What an amazing day! Here are some key contributions from several of the more than 25 presenters and panelists who spoke on topics within the day’s themes of Crowdsourcing, Co-creation and Crowd Innovation, #CSWEurope16.
After a welcome by Crowdsourcing Week’s founder and CEO Epi Ludvik Nekaj, the first speaker – Rajiv Vaid Basaiawmoit of Aarhus University in Denmark – claimed that by 2020 when 4 billion people are connected online even crowdsourcing itself will be disrupted. Games and gamification give clues as to how developments will progress through a combination of fun and purpose. He gave great examples of how Cancer Research UK has used crowdsourcing, and how playing a video game for just six minutes can detect early signs of dementia and saves 16 hours of lab time. 2.4m people have so far downloaded the game.
Hans Jacobs, Innovation Hubs Manager at BNP Paribas Fortis, our Premier Partner for the day, explained the bank’s programme to develop links and relevancy within the entrepreneur community. Rather than invite people to the bank they met entrepreneurs on their ground, in shared workspace areas – Innovation Hubs. And they trained staff to be more aware of the particular needs of the entrepreneurs as opposed to more established clients. It has not been just about money. For example, many startups want access to the bank’s network of professional service providers, and the bank recommended lawyers, accountants and the like on the basis of best matching the startup requirements, not for a fee or commission. This created win-wins for the startups and some of the bank’s existing clients.
Fredrik Barkenhammar of House of One told us about his crowdfunding project to raise money for building a mosque, a church and a synagogue under one roof in Berlin. He is asking for a €10 contribution for each brick – and needs €43.5m. That’s a lot of bricks!
“When crowds can be wise or stupid” was the topic covered by Joanne Celens of Synthetron. How wise was the crowd in the Dutch Tulip Bubble of 1637, when for a time a single tulip bulb was valued more than an Amsterdam house? Crowd involvement appears to give people a momentary abdication of personal responsibility and let’s them go along with a crowd mentality, sometimes doing things they would normally never consider. Joanne continued that sourcing knowledge from crowds has lost some credibility after the Brexit and Trump votes going against predictions. Though accurate polling requires a removal of bias and an inclination to give ‘acceptable’ answers. If you want to find the wisdom in the crowd, do you want qualitative insights from the experts or quantitative data from the whole crowd? And discerning the wisdom of the crowd is a different matter altogether
“Crowdfunding is not alternative finance, it is modern finance,” claimed Jason Best of Crowdfund Capital Advisors. And he should know as a co-writer of the JOBS Act that in 2012 opened the way to equity crowdfunding in the US. He also predicted that Asia will overtake USA in crowdfunding due to a lesser banking and finance infrastructure. Also, western media continue to underplay the full picture of crowdfunding even though Goldman Sachs estimate in a Future of Finance report that what it terms as the ‘socialised funding’ market is worth $4.7 trillion.
In the following panel session he was in a group discussing whether crowdfunding’s growth heralded the demise of venture capitalists. Bill Morrow, CEO of angel-led investment platform Angels Den would have none of it, declaring that in the UK equity crowdfunding and VCs cater to totally different value sectors of investment seekers. The highest UK equity crowdfunding raise has been around £4m and VCs normally start looking at a minimum of £6m opportunities. Jason Best, though, said that in the first six years of US equity crowdfunding the average raise has been $5.4m, which presents a different picture. How this average develops over time needs monitoring.

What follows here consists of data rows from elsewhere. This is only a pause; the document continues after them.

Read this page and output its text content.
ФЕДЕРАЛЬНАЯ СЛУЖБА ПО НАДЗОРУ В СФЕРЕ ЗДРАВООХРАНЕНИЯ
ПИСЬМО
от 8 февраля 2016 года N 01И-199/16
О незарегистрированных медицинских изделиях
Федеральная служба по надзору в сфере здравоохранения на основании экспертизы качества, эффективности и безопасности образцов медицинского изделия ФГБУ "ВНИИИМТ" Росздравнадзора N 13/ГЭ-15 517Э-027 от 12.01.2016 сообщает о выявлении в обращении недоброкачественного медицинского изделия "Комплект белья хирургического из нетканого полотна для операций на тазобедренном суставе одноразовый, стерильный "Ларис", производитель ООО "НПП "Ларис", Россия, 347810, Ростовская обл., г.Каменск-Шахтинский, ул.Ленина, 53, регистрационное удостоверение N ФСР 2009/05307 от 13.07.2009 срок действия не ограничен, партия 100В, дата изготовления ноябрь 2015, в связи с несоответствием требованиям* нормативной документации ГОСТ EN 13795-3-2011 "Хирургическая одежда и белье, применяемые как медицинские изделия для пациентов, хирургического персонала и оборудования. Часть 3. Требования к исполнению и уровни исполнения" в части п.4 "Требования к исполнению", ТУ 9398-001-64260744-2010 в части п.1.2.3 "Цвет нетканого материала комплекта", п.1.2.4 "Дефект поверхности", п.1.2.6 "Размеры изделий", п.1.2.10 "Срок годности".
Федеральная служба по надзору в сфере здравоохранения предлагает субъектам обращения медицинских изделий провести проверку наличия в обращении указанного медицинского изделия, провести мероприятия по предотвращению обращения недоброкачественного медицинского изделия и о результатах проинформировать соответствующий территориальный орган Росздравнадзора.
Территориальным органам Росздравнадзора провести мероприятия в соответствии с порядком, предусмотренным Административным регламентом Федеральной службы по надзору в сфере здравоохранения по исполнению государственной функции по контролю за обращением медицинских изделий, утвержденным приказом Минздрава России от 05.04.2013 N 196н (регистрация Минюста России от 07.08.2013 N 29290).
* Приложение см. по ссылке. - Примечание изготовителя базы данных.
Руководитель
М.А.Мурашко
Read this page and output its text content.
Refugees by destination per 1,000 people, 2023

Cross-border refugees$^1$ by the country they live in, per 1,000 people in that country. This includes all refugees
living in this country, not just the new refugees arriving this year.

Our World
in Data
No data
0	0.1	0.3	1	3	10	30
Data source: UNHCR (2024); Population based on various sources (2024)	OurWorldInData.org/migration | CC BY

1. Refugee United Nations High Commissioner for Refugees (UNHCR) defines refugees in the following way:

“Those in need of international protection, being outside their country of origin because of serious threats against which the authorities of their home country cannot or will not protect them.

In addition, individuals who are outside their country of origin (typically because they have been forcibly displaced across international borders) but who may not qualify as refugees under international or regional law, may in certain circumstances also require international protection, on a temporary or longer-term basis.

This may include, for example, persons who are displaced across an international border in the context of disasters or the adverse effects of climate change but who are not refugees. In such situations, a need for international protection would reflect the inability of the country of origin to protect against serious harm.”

Anne Arndt of the open innovation platform jovoto told us about the changing work expectations of Millennials and those who will come after them. There is more emphasis on wanting to be in charge of their own careers and work on a more flexible and collaborative basis. That may be achieved as more people work from platforms on a project basis as opposed to working fulltime for a company. Yet there is a threat of being treated as a commodity, with rewards held down through competition for work in the gig-economy and a lack of stability of income. Though in the long-term, talent treated as a commodity will grow unresponsive and companies will fail to achieve positive effectual commitment.
Delegates minds were filled with a picture of a firefighter groping blindly though heat and flames, existing on a temporary and short-term air supply, to rescue people in an unfamiliar building. Such was the power of the words of Tammi Marcoullier of the National Institute for Standards and Technology (NIST) in Colorado, USA. Her mission is to use a $150m budget over five years to crowdsource ideas in many areas of public safety and protection and put the good ones out to tender. This process will vastly speed up the R&D timetable, improve the investment value of her budget, and offer great rewards to suppliers through allowing them to retain the intellectual property of their products and services.
The final session was from Francois Du Preez of the advertising agency Grey in Africa. His subject was Crowdsourcing Media Exposure, which entails creating imaginative events and stunts that capture the attention of paid-for media. Earning editorial coverage saves spending adverting budgets and is also regarded as more powerful as the public grows increasingly resistant to the continual exposure to commercial messages.